BG67: Vice Trap by Elliott GilbertA quintet of disparate misfits embark on a flimsy alliance to escape their busted lives and start anew just a few miles across the border in Mexico. Taking the lead is Nick Beiades, an ex-con who left his one-chance love, a bombshell named Lona, to our second fiddle Dave Madrid, a crooked cop who’s crafted a sure-fire bank job on “Fiesta Day.” The parade during the long Labor Day weekend will draw all the local’s attention, and Madrid himself will be on duty to ensure peace and order—far from the bank. Plus, it just so happens an armored car loaded with payroll dough is scheduled to unload at the bank that morning. Madrid’s plan is foolproof and to prove it, he partners with three fools: Nick, and his “associates” Sand-o and Graemie.

Gary Lovisi called it “a mini-masterpiece” of hard crime noir. It is that, and author Gilbert has plotted an excellent setup and storyline, infused with shady characters and suspicious agendas. It’s fast-paced and delivers more than a few knockouts. However, these attributes are marred slightly by Gilbert’s penchant for jargon, and him knowing more than his readers, which means readers have to wait for clarity.

This is Gilbert’s second crime book, written in the late 1950s. His favorite term seems to be “crut,” which I eventually figured out was not an f-bomb, but an s-bomb. There are more, but here’s another example:

“The other must be clouting Magallanes’ Dodge.”
“They’ll turn a spike outfit in it.”

“They” are cops. Clouting infers impounding, and the spike is a syringe, but these elements didn’t click at first glance. These uncertain moments are short-lived, but they break the fictive flow, taking you out of the story. Otherwise, Vice Trap fires on all available cylinders.

Day of the Outlaw by Lee WellsBlack Gat No. 66 January 2025

Accountant turned pulp fiction writer Lee Wells (1907–1982) began his writing career with short stories for pulp magazines until about 1940, when he switched his focus novels. He wrote mostly westerns, and this Black Gat reprint from 1955, may be his most famous one. It was filmed by André de Toth in 1959, starring Robert Ryan, Burl Ives, and Tina Louise.

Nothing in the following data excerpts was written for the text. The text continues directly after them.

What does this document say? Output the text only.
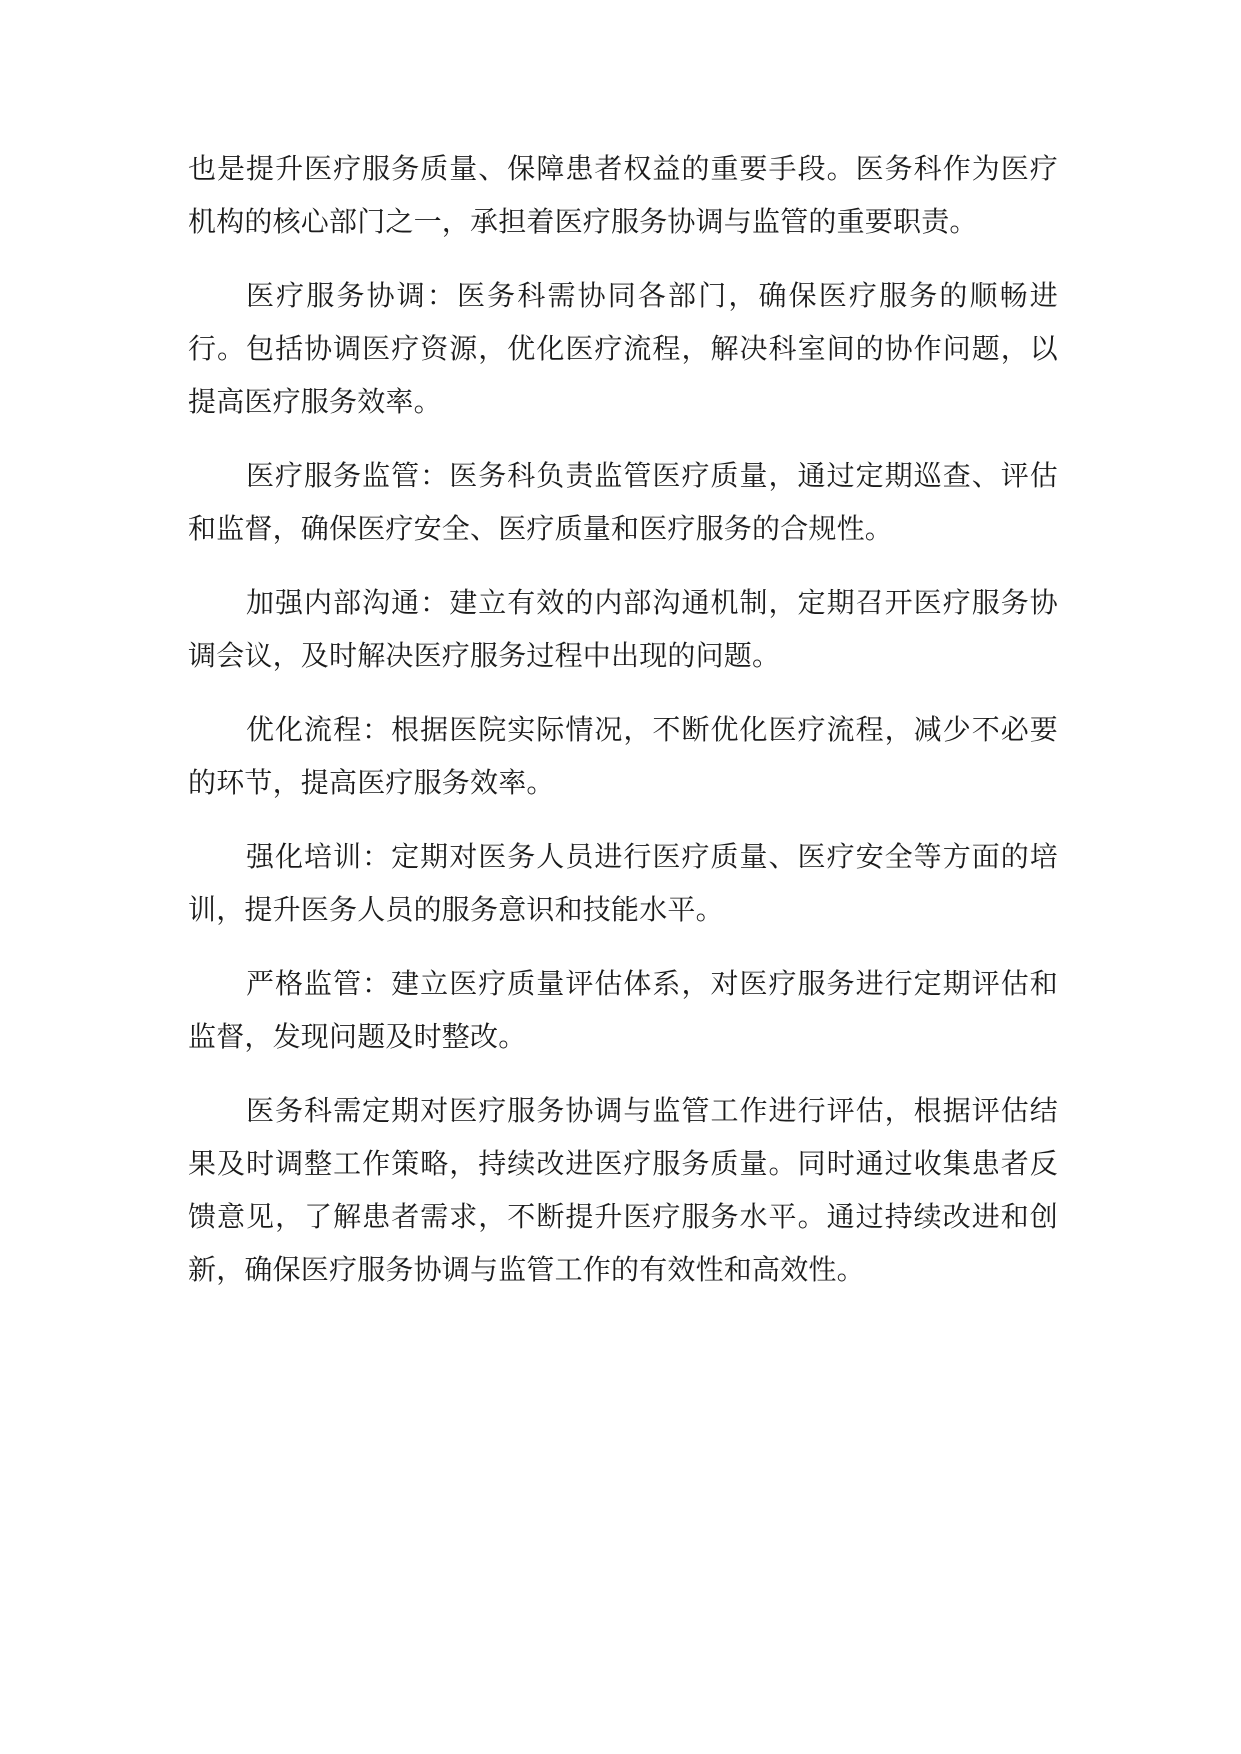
也是提升医疗服务质量、保障患者权益的重要手段。医务科作为医疗机构的核心部门之一，承担着医疗服务协调与监管的重要职责。

医疗服务协调：医务科需协同各部门，确保医疗服务的顺畅进行。包括协调医疗资源，优化医疗流程，解决科室间的协作问题，以提高医疗服务效率。

医疗服务监管：医务科负责监管医疗质量，通过定期巡查、评估和监督，确保医疗安全、医疗质量和医疗服务的合规性。

加强内部沟通：建立有效的内部沟通机制，定期召开医疗服务协调会议，及时解决医疗服务过程中出现的问题。

优化流程：根据医院实际情况，不断优化医疗流程，减少不必要的环节，提高医疗服务效率。

强化培训：定期对医务人员进行医疗质量、医疗安全等方面的培训，提升医务人员的服务意识和技能水平。

严格监管：建立医疗质量评估体系，对医疗服务进行定期评估和监督，发现问题及时整改。

医务科需定期对医疗服务协调与监管工作进行评估，根据评估结果及时调整工作策略，持续改进医疗服务质量。同时通过收集患者反馈意见，了解患者需求，不断提升医疗服务水平。通过持续改进和创新，确保医疗服务协调与监管工作的有效性和高效性。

Day of the Outlaw was Wells’ eleventh novel, so he was deep into the territory and packed in just about every conflict you can think of: man against man, man against nature, and man against himself. The friction starts between Blaise Starrett owner of the Star Ranch and his foreman Dan Murdock. Starrett has designs on his rival Hal Crane’s ranch, and presses Murdock to help him get it by any means possible. Add to that, they’re both smitten by Paula Preston, whose father runs the lumberyard in the town of Bitters, aptly named for both the weather it endures, and the drama that ensues as the novel’s title comes into play.

Jack Bruhn and his gang of nine, fresh off the trail with $50 Gs in loot, need a place to hide out for a short bit and the Wyoming Bar in Bitters looks to fit the bill. There is no law in Bitters, so Bruhn and his gang have no trouble confiscating all the weapons in town and taking over.

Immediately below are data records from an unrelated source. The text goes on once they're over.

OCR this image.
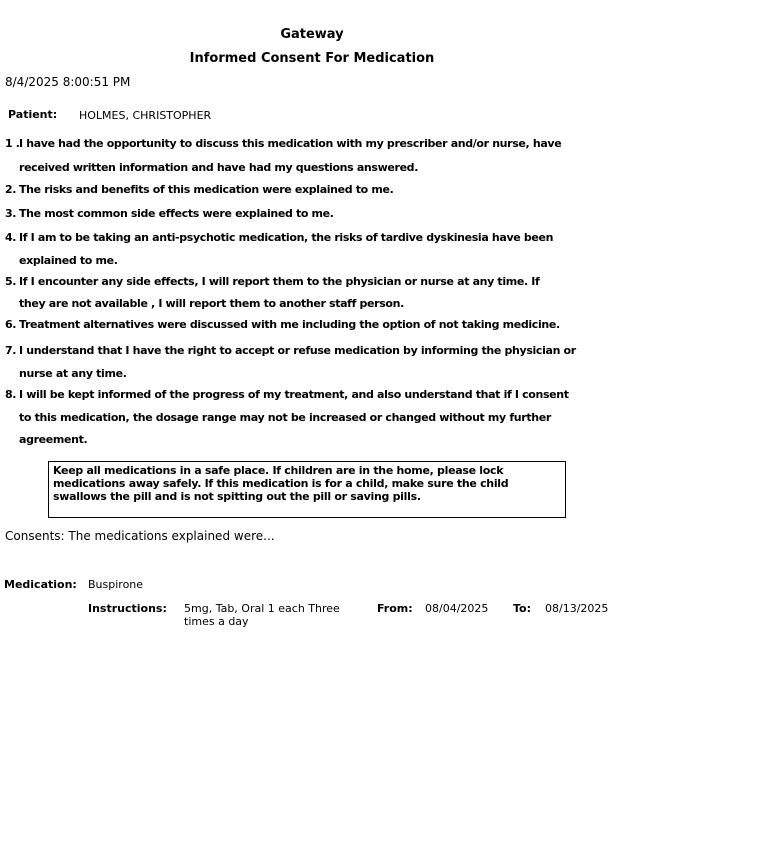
Gateway
Informed Consent For Medication
8/4/2025 8:00:51 PM
Patient: HOLMES, CHRISTOPHER
1 .I have had the opportunity to discuss this medication with my prescriber and/or nurse, have
received written information and have had my questions answered.
2. The risks and benefits of this medication were explained to me.
3. The most common side effects were explained to me.
4. If I am to be taking an anti-psychotic medication, the risks of tardive dyskinesia have been
explained to me.
5. If I encounter any side effects, I will report them to the physician or nurse at any time. If
they are not available , I will report them to another staff person.
6. Treatment alternatives were discussed with me including the option of not taking medicine.
7. I understand that I have the right to accept or refuse medication by informing the physician or
nurse at any time.
8. I will be kept informed of the progress of my treatment, and also understand that if I consent
to this medication, the dosage range may not be increased or changed without my further
agreement.
Keep all medications in a safe place. If children are in the home, please lock
medications away safely. If this medication is for a child, make sure the child
swallows the pill and is not spitting out the pill or saving pills.
Consents: The medications explained were...
Medication: Buspirone
Instructions: 5mg, Tab, Oral 1 each Three times a day
From: 08/04/2025 To: 08/13/2025
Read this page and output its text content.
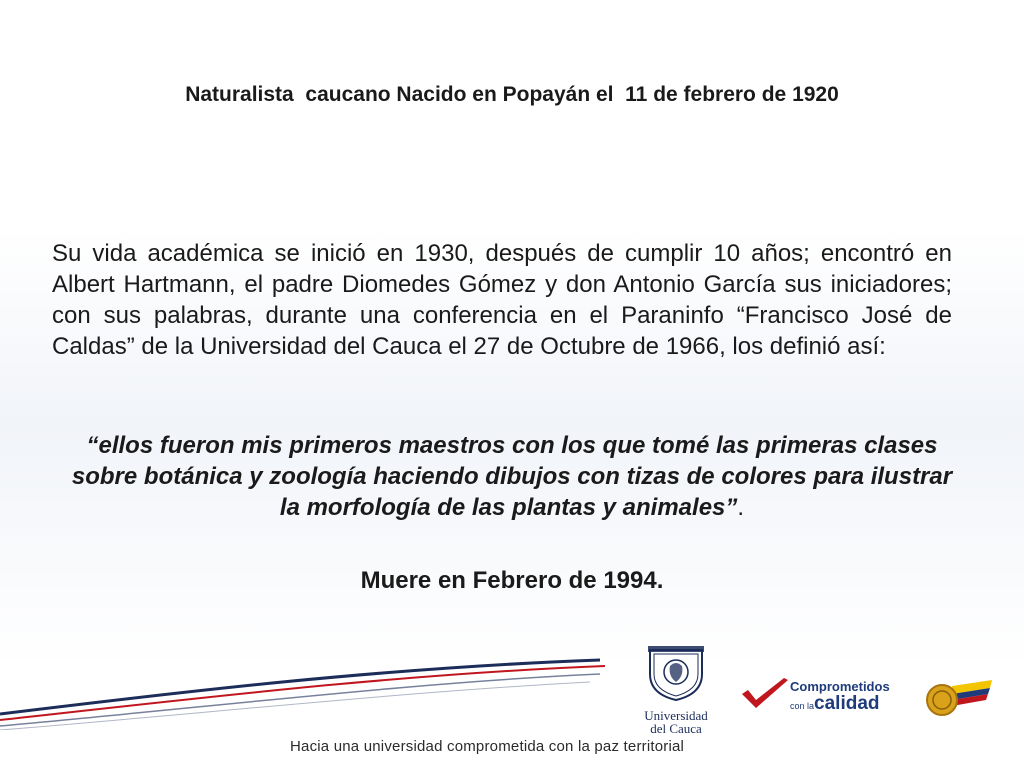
Naturalista  caucano Nacido en Popayán el  11 de febrero de 1920
Su vida académica se inició en 1930, después de cumplir 10 años; encontró en Albert Hartmann, el padre Diomedes Gómez y don Antonio García sus iniciadores; con sus palabras, durante una conferencia en el Paraninfo “Francisco José de Caldas” de la Universidad del Cauca el 27 de Octubre de 1966, los definió así:
“ellos fueron mis primeros maestros con los que tomé las primeras clases sobre botánica y zoología haciendo dibujos con tizas de colores para ilustrar la morfología de las plantas y animales”.
Muere en Febrero de 1994.
Universidad
del Cauca
Comprometidos
con lacalidad
Hacia una universidad comprometida con la paz territorial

Meanwhile, a relentless rain leaves the streets and surrounding prairie a sucking slog that makes leaving or reaching the town from outside, impossible. The outlaws can relax, drink whiskey, play cards, and flirt with every young thing in their wake. Any posse that may be in pursuit can’t reach them, and they bide their time until the trail dries up a bit.

Tension mounts in every direction. Not all the outlaws are happy with their leader—or each other. The townsfolk want to fight back, but without weapons, feel miserable and helpless. Despite these stressors, romance blooms in several hearts, some real and some deceitful, some doubtful, and some unrequited.

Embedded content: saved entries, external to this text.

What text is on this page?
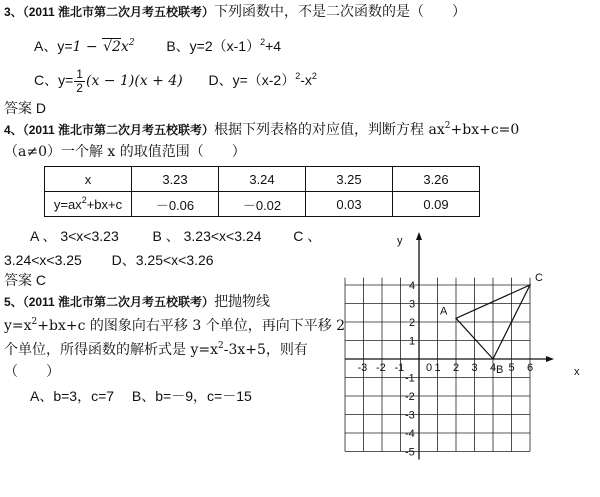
3、（2011 淮北市第二次月考五校联考）下列函数中，不是二次函数的是（　　）
A、$y=1 - √2x^2$ B、$y=2(x-1)^2+4$
C、$y= \frac{1}{2} (x - 1)(x + 4)$ D、$y=(x-2)^2-x^2$
答案 D
4、（2011 淮北市第二次月考五校联考）根据下列表格的对应值，判断方程 $ax^2+bx+c=0$
（a≠0）一个解 x 的取值范围（　　）
x	3.23	3.24	3.25	3.26
$y=ax^2+bx+c$	－0.06	－0.02	0.03	0.09
A 、 3<x<3.23 B 、 3.23<x<3.24 C 、
3.24<x<3.25 D、3.25<x<3.26
答案 C
5、（2011 淮北市第二次月考五校联考）把抛物线
$y=x^2+bx+c$ 的图象向右平移 3 个单位，再向下平移 2
个单位，所得函数的解析式是 $y=x^2-3x+5$，则有
（　　）
A、b=3，c=7　 B、b=－9，c=－15
-3 -2 -1	1 2 3 4 5 6
4
3
2
1
-1
-2
-3
-4
-5
A
B
C
y
x
0
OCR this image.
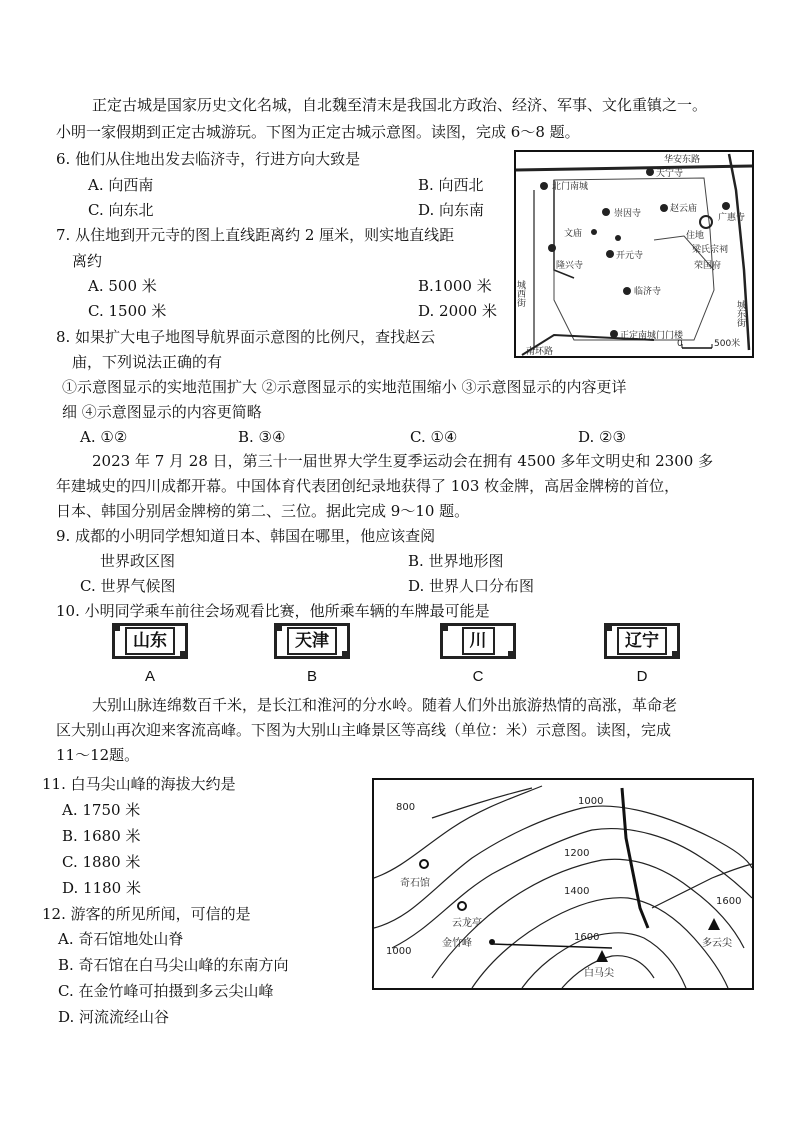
正定古城是国家历史文化名城，自北魏至清末是我国北方政治、经济、军事、文化重镇之一。
小明一家假期到正定古城游玩。下图为正定古城示意图。读图，完成 6～8 题。
6. 他们从住地出发去临济寺，行进方向大致是
A. 向西南	B. 向西北
C. 向东北	D. 向东南
7. 从住地到开元寺的图上直线距离约 2 厘米，则实地直线距
离约
A. 500 米	B.1000 米
C. 1500 米	D. 2000 米
8. 如果扩大电子地图导航界面示意图的比例尺，查找赵云
庙，下列说法正确的有
①示意图显示的实地范围扩大 ②示意图显示的实地范围缩小 ③示意图显示的内容更详
细 ④示意图显示的内容更简略
A. ①②	B. ③④	C. ①④	D. ②③
华安东路
北门南城
天宁寺
崇因寺	赵云庙
广惠寺
文庙
隆兴寺
开元寺
临济寺
住地
梁氏宗祠
荣国府
正定南城门门楼
城西街
城东街
南环路
0	500米
2023 年 7 月 28 日，第三十一届世界大学生夏季运动会在拥有 4500 多年文明史和 2300 多
年建城史的四川成都开幕。中国体育代表团创纪录地获得了 103 枚金牌，高居金牌榜的首位，
日本、韩国分别居金牌榜的第二、三位。据此完成 9～10 题。
9. 成都的小明同学想知道日本、韩国在哪里，他应该查阅
世界政区图	B. 世界地形图
C. 世界气候图	D. 世界人口分布图
10. 小明同学乘车前往会场观看比赛，他所乘车辆的车牌最可能是
山东	天津	川	辽宁
A	B	C	D
大别山脉连绵数百千米，是长江和淮河的分水岭。随着人们外出旅游热情的高涨，革命老
区大别山再次迎来客流高峰。下图为大别山主峰景区等高线（单位：米）示意图。读图，完成
11～12题。
11. 白马尖山峰的海拔大约是
A. 1750 米
B. 1680 米
C. 1880 米
D. 1180 米
12. 游客的所见所闻，可信的是
A. 奇石馆地处山脊
B. 奇石馆在白马尖山峰的东南方向
C. 在金竹峰可拍摄到多云尖山峰
D. 河流流经山谷
奇石馆
云龙亭
金竹峰
白马尖
多云尖
800
1000
1200
1400
1600
1600
1000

The outlaws scour every home and business in the small town for guns. But they miss one, and spark the beginning of a counterattack. As tensions grow in every direction, there are fist fights and gun fights; and casualties. The action is frequent and raucous as Murdock, the story’s hero, frantically reaches for a foothold to turn things his way.

Wells revisits nearly every conflict he creates in an effort to increase the suspense and anxiety of his characters. Sometimes it works, but other times in slows the action a mite. Nevertheless, he’s written a kinetic wildfire about to ignite with the flick of a smoldering cigarette. Now, I’m anxious to see the movie.